Я что-то замотался, отвлекся от дорогой семьи, сам стал заниматься режиссурой, одну уже картину склеил, ко второй готовился, — глядишь, к старости лет и до киношедевра доберусь. Я из крестьянской землеройной семьи. Упорный.
К родственникам не хожу. Телефон у них обрезали и не ставят.
Однажды вдруг — опять вдруг! — встречаю свою нестареющую, развеселую жену в компании кавказских киноджигитов, и она мне сообщает новость: папа ее ободрился, телефон ему обещают вернуть, кричит всем, что не зря в справедливость верил и надеялся; народу и партии еще понадобятся такие ценные кадры. Может, и понадобился бы Василь Васильевич Горошкин, и пенсию ему восстановили бы, но он от скуки начал писать патриотические поэмы разоблачительного направления, и однажды его увезли в спецсанаторий, „откуда возврату уж нету…“.
Мама Нюсечка теперь все время с кошечкой. Ноги ее совсем не ходят. Лежит, романы про любовь да про революцию читает и просится на юг — грязями лечиться. Енаральская дочь слезно просила, чтоб кто-нибудь из киногруппы помог загрузить в вагон больную и беспомощную мать. Она хорошо заплатит. Пришел я с приятелем на Курский вокзал. Погрузил дорогую тещу с кошечкой в отдельное купе. „Есть же на свете люди, которые зла не помнят“, — растрогалась теща.
Заметил, что голова тещи лежит на ультрасовременном дипломате аглицкого производства, и обе они, с дочерью, весьма заботливы к тому чемоданчику.
„Золотишко!“ — допер я. Подозревал и раньше, что в родительском доме не все на выщелк, напоказ держится, есть кое-что и секретное, да не доискивался. Куда? Зачем мне это? Мы любое золото пропьем с люмпенами „Мосфильма“.
За услугу мою бескорыстную пообещала мне енаральская дочь дать давно обещанный развод.
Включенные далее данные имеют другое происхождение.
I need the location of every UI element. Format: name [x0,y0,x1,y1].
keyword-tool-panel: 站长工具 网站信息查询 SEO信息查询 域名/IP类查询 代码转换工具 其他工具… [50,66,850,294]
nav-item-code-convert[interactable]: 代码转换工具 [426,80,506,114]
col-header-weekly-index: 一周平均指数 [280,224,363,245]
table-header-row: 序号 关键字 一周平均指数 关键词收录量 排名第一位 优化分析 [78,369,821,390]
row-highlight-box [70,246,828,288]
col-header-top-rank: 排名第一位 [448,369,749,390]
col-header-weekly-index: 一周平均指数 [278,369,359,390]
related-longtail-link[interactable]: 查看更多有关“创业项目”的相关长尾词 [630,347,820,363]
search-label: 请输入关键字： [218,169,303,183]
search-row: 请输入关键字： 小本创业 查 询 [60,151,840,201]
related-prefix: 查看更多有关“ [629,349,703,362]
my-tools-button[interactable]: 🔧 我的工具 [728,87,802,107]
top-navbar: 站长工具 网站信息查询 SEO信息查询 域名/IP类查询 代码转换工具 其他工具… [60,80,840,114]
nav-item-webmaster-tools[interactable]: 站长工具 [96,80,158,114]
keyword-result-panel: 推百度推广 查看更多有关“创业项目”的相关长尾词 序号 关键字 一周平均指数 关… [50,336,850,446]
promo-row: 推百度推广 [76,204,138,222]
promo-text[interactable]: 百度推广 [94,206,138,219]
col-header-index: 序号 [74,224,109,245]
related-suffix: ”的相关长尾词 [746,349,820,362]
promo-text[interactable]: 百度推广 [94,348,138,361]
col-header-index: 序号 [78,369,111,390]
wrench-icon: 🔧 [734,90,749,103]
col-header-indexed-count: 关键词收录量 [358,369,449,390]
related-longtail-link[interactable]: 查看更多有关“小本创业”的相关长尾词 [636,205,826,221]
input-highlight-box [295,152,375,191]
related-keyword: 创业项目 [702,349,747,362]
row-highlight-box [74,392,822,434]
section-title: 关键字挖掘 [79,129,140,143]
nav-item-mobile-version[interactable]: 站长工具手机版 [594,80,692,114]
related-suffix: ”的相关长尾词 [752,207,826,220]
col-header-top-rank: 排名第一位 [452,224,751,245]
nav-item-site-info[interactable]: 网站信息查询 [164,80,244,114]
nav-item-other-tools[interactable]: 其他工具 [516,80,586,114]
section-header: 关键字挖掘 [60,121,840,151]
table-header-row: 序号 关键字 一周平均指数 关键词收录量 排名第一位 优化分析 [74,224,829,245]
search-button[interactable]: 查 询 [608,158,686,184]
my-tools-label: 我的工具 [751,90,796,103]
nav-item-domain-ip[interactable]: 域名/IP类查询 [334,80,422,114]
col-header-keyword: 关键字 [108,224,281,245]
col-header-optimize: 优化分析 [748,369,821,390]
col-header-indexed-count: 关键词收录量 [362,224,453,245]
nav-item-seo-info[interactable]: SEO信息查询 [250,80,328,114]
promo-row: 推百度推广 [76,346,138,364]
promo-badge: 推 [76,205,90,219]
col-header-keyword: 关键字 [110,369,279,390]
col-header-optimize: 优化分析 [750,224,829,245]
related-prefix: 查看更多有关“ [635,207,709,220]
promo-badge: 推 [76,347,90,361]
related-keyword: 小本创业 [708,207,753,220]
Прошел год, может, два. Я на съемках был в Тверской губернии. Телеграмма мне: „Валентин, прошу тебя появиться, это очень серьезно. Вика“.
Я какой-то суеверный, дерганый сделался, бояться стал всего, что связано с семейством генерала Горошкина.
Объявился. Генеральская дочь одна в квартире и лицом что ночь темная, духом подавлена, телом растерзана.